Others had their own agendas. Yul Brynner's son Rock, who'd transferred from Yale to Trinity College because he was "looking for a medieval academic environment that wouldn't interfere with my drinking", found that becoming Ali's temporary bodyguard made him "the coolest hippie in Dublin".
And Butty Sugrue, a former circus strongman from Killorglin ("Ireland's Mr Tarzan") who'd been running a raucous Irish pub in Hammersmith, was out for his own glory as a fledgling fight promoter.
These and various other colourful characters inhabited Whitaker's film, which managed a nicely wry tone before finally becoming genuinely elegiac. The organisation of the event had been chaotically amateurish, with some shady hangers-on and with more people wangling their way into Croke Park for nothing than had bought tickets. Ali got his $200,000 fee and Lewis's $35,000 was more money than he'd ever earn again, but Sugrue suffered serious financial losses. He died in his 50s from a heart attack incurred by trying to lift a fridge.
More recently, two of the film's main interviewees, boxing writer George Kimball and RTé's Cathal O'Shannon, have died, while Al Lewis, who has spent the rest of his life coaching underprivileged kids in Detroit, has been afflicted by dementia, and Ali, of course, is suffering from Parkinson's.
But the film beautifully captured a mad, innocent week long ago in Dublin when the most charismatic athlete on the globe revelled in the attention given to him by an eager media and adoring fans – not least of them the great hurler Eddie Keher, who was "starstruck and spellbound" by the living legend he met and who still keeps above his mantlepiece "the only hurley in the world signed by Muhammad Ali".
A lovely film and a refreshing reminder that RTé can screen programmes more meaningful than New Year's Eve night's The Gathering (RTé One), in which festive cheer registered as entirely manufactured and in which vacuous chit-chat with minor celebrities was the penance to be endured by those viewers foolish enough to have trusted in RTé as its host for the occasion. All that kept me watching was the spectacle of Miriam O'Callaghan, who seemed intent on looking and behaving like an ingenue on her way to a debutante's ball.
Happily, the new year period offered some experiences that were more persuasive, though among them wasn't Mrs Brown's Boys (RTé One), either in its Christmas special or in its first instalment of a new series.
While I occasionally find myself guffawing at some of its terrible gags, I mostly think this a bafflingly popular sitcom, especially when its old-fashioned panto style is interrupted by a stream of obscenities. Foul language has its place in comedy (where would BBC Two's The Thick of It be without Malcom Tucker's four-letter diatribes?), but it sits so uneasily in Mrs Brown's otherwise cosy little world that it throws me right out of it altogether.

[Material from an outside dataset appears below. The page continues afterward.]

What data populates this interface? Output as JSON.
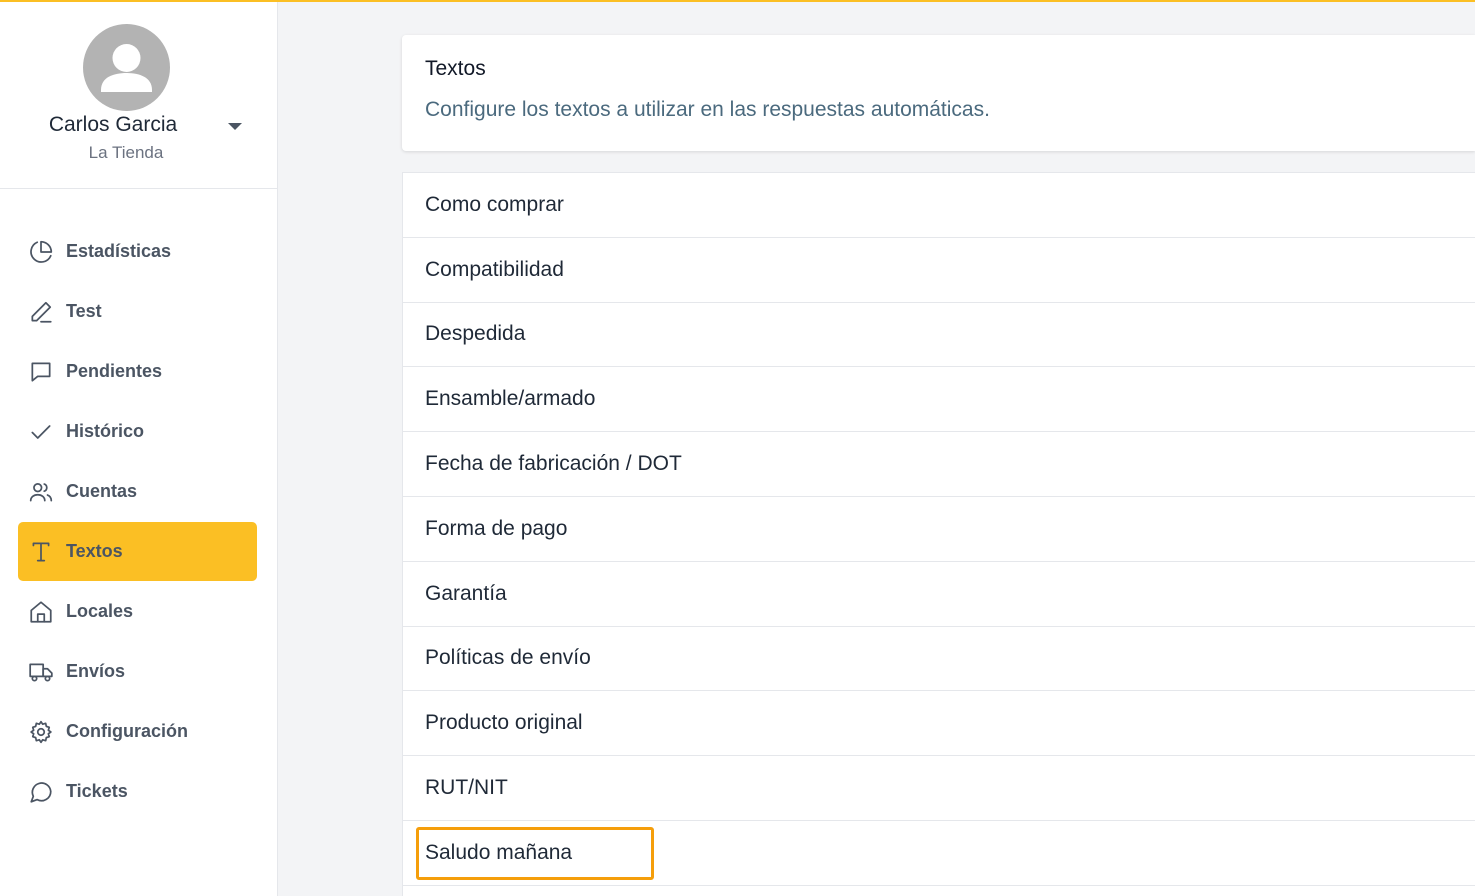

There was no effing and blinding in Nighthawks Rehashed (RTé Two), but I also found this programme baffling. Two decades after Nighthawks was last screened, I expected the film to provide some kind of context for the 20-somethings and 30-somethings who were too young to recall it first time around, but no such basic service was provided.
Instead, this was a lazy and seemingly quite random assemblage of clips from the original shows. There were a few highlights (Dermot Morgan's pisstake of Haughey, a vicious impersonation of the dreadful Fr Michael Cleary, Giles and Dunphy after a night on the town), but overall it was a lamentably missed opportunity.
Still, there was the excellent Se Merry Doyle documentary, Faoi Gheasa ag The Quiet Man (TG4), about the making of John Ford's iconic 1952 exercise in Oirishry, and there was Mise éire: Lorg na gCos (also TG4), in which George Morrison recalled the making of that landmark Gael Linn film.
And there were a couple of fine dramas: Loving Miss Hatto (BBC One), scripted by Victoria Wood and directed by Aisling Walsh, with affecting playing from Francesca Annis and Alfred Molina as the sad, elderly couple who tried to perpetrate a piano-recording fraud on the classical music world; and the arresting The Girl (also BBC One), with a brilliant impersonation of Hitchcock by Toby Jones, even though the film seemed too intent on portraying him simply as a sadistic and creepy monster.